Furthermore, earlier we made the assumption that K = 10 was the appropriate number of clusters; however, this might not be the case. Let's fit the K-means clustering algorithm with several different values of K, than evaluate the performance using our metrics.

from sklearn.metrics import accuracy_score
from sklearn.metrics import homogeneity_score
from fastprogress.fastprogress import NBMasterBar, NBProgressBar
def calc_metrics(estimator, data, labels):
    inertia = estimator.inertia_
    homogeneity = homogeneity_score(labels, estimator.labels_)
    return inertia, homogeneity
clusters = [10, 16, 32, 64, 128, 256]

mbar = master_bar(clusters)
mbar.write(['clusters', 'inertia', 'homogenity', 'acc'], table=True)

for n_clusters in mbar:
    for j in progress_bar(range(1), parent=mbar):
        estimator = MiniBatchKMeans(n_clusters=n_clusters)
        estimator.fit(train_x)

        inertia,homo = calc_metrics(estimator, train_x, train_y)

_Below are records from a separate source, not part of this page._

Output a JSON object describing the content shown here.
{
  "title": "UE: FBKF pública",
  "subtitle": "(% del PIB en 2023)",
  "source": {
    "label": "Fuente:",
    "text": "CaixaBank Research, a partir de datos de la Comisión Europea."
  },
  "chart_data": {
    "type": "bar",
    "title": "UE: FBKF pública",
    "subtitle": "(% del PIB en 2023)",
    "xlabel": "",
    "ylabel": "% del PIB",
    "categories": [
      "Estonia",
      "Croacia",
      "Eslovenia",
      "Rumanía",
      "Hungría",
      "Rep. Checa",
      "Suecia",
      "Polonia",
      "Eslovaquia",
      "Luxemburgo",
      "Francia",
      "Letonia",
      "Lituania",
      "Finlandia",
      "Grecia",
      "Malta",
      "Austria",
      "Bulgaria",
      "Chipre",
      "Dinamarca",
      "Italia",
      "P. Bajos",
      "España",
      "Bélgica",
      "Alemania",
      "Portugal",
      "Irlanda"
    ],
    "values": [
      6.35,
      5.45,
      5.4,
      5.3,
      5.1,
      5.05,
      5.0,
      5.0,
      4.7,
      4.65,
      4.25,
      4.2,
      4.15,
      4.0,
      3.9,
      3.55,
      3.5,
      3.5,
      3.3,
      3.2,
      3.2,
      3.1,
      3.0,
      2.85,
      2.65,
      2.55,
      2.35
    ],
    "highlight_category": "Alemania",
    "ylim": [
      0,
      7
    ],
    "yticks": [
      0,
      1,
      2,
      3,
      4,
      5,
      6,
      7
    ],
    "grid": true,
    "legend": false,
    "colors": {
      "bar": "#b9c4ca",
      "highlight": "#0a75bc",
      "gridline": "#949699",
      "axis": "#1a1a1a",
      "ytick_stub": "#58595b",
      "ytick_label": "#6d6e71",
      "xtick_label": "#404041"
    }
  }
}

        label2cluster = get_label2cluster_mapper(estimator, train_y)
        preds = convert_cluster_to_label(estimator.labels_, label2cluster)
        acc = accuracy_score(train_y, preds)
        mbar.write([f'{n_clusters}', f'{inertia:.2f}', f'{homo:.6f}', f'{acc:.6f}'], table=True)
clusters inertia homogenity acc
10 2025777.12 0.488483 0.553883
16 1745072.75 0.586858 0.647417
32 1562862.75 0.614943 0.660467
64 1326805.25 0.676044 0.712350
128 1390716.25 0.672226 0.710233
256 1089197.25 0.740135 0.771533

As a result, we found out that when the k increases, the accuracy and homogeneity also increases.

Evaluating the test set

test_x = test_x.reshape(len(test_x), -1)
test_x = test_x.astype(np.float32) / 255.0
model = MiniBatchKMeans(n_clusters=36)
model.fit(train_x);
label2cluster = get_label2cluster_mapper(model, train_y)
test_cl = model.predict(test_x)
preds = convert_cluster_to_label(test_cl, label2cluster)
print(preds[:20])
print(test_y[:20])
[5 2 1 1 2 1 0 6 5 7 2 5 7 3 4 1 2 2 8 0]
[9 2 1 1 6 1 4 6 5 7 4 5 7 3 4 1 2 4 8 0]
print(f"Accuracy : {sum(preds == test_y)/len(preds) * 100}%")
Accuracy : 65.48%

Summary

Through this post, I built two K means clustering models for a random generating dataset and Fashion MNIST dataset. The data is first preprocessed with flatten and rescale to 0.0 ~ 1.0, then we use sklearn.cluster.MiniBatchKMeans and sklearn.cluster.KMeans to train and evaluate the model.